Le concert de l'artiste Barbara Butch, prévu le 20 juillet 2023 à Paris, a été interrompu par des militants d'ultra-droite, suscitant une vive indignation politique et associative. Cet incident est qualifié de "faute morale et politique" par plusieurs élus et organisations de défense des droits humains.
Déroulement des faits
Alors que Barbara Butch s'apprêtait à se produire sur la scène du Cabaret sauvage, une vingtaine de personnes ont pénétré dans la salle en criant des slogans hostiles et en agitant des drapeaux identitaires. La sécurité a dû intervenir pour évacuer les perturbateurs, mais le concert a été définitivement annulé. Selon un témoin, l'ambiance est devenue "très tendue" et les spectateurs ont été choqués par cette intrusion.
Réactions politiques
La ministre de la Culture, Rima Abdul Malak, a condamné "avec la plus grande fermeté cette intrusion intolérable" et a assuré que "la liberté de création sera toujours défendue". De son côté, le député LFI Antoine Léaument a déclaré : "C'est une faute morale et politique. On ne peut pas laisser des groupes d'extrême droite intimider des artistes." La maire de Paris, Anne Hidalgo, a également exprimé son soutien à l'artiste et a promis que la ville porterait plainte.
Impact sur l'artiste et la société
Barbara Butch, connue pour son engagement féministe et antiraciste, a annoncé sur les réseaux sociaux qu'elle était "profondément affectée" mais qu'elle ne se laisserait pas intimider. Cet incident s'inscrit dans une série d'attaques visant des artistes et des lieux culturels par des groupes d'extrême droite. Selon l'Observatoire des libertés culturelles, le nombre d'incidents de ce type a augmenté de 30 % en 2023 par rapport à l'année précédente.

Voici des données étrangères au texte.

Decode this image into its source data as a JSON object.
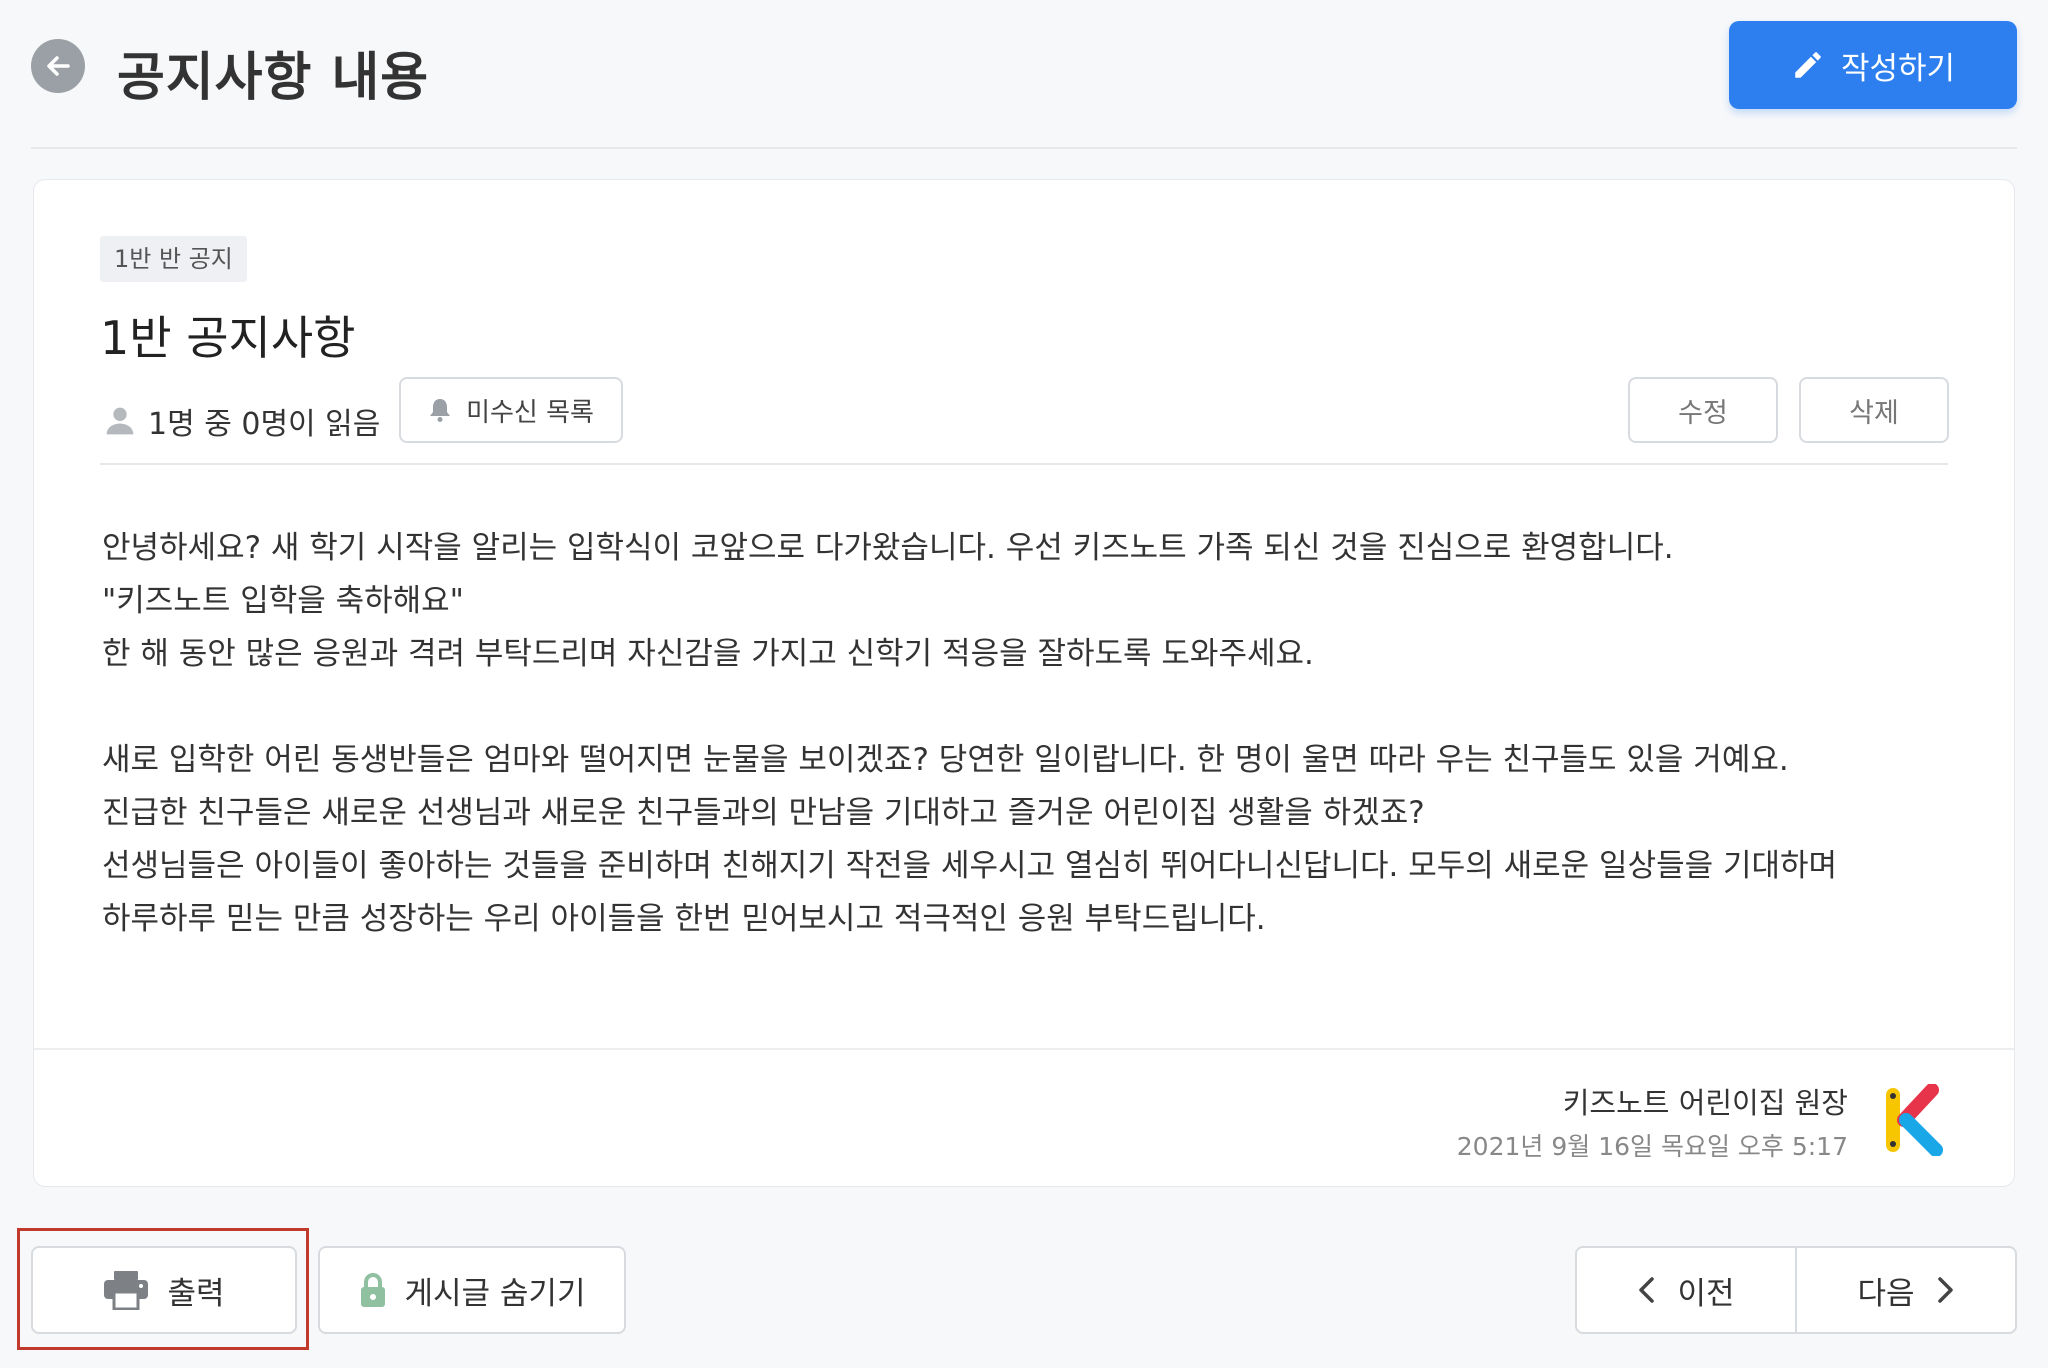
{
  "header": {
    "title": "공지사항 내용",
    "write_label": "작성하기"
  },
  "post": {
    "category": "1반 반 공지",
    "title": "1반 공지사항",
    "read_status": "1명 중 0명이 읽음",
    "unread_list_label": "미수신 목록",
    "edit_label": "수정",
    "delete_label": "삭제",
    "body": [
      "안녕하세요? 새 학기 시작을 알리는 입학식이 코앞으로 다가왔습니다. 우선 키즈노트 가족 되신 것을 진심으로 환영합니다.",
      "\"키즈노트 입학을 축하해요\"",
      "한 해 동안 많은 응원과 격려 부탁드리며 자신감을 가지고 신학기 적응을 잘하도록 도와주세요.",
      "",
      "새로 입학한 어린 동생반들은 엄마와 떨어지면 눈물을 보이겠죠? 당연한 일이랍니다. 한 명이 울면 따라 우는 친구들도 있을 거예요.",
      "진급한 친구들은 새로운 선생님과 새로운 친구들과의 만남을 기대하고 즐거운 어린이집 생활을 하겠죠?",
      "선생님들은 아이들이 좋아하는 것들을 준비하며 친해지기 작전을 세우시고 열심히 뛰어다니신답니다. 모두의 새로운 일상들을 기대하며",
      "하루하루 믿는 만큼 성장하는 우리 아이들을 한번 믿어보시고 적극적인 응원 부탁드립니다."
    ],
    "author": "키즈노트 어린이집 원장",
    "date": "2021년 9월 16일 목요일 오후 5:17"
  },
  "actions": {
    "print_label": "출력",
    "hide_label": "게시글 숨기기",
    "prev_label": "이전",
    "next_label": "다음"
  },
  "icons": {
    "back": "arrow-left-icon",
    "write": "pencil-icon",
    "user": "user-icon",
    "bell": "bell-icon",
    "print": "printer-icon",
    "lock": "lock-icon",
    "prev": "chevron-left-icon",
    "next": "chevron-right-icon",
    "logo": "kidsnote-logo"
  },
  "colors": {
    "primary": "#2d7ff0",
    "highlight_border": "#c0392b",
    "lock_icon": "#8fc1a0"
  }
}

Condamnations associatives
La Ligue des droits de l'homme (LDH) a dénoncé "une atteinte grave à la liberté d'expression" et a appelé à "des poursuites pénales contre les auteurs". SOS Racisme a également réagi, estimant que "cet acte est le symptôme d'une montée de l'intolérance qu'il faut combattre sans relâche".
Le parquet de Paris a ouvert une enquête pour "violation de domicile" et "entrave à la liberté d'expression". Les autorités espèrent que les auteurs seront rapidement identifiés et jugés, afin de dissuader de futures actions similaires.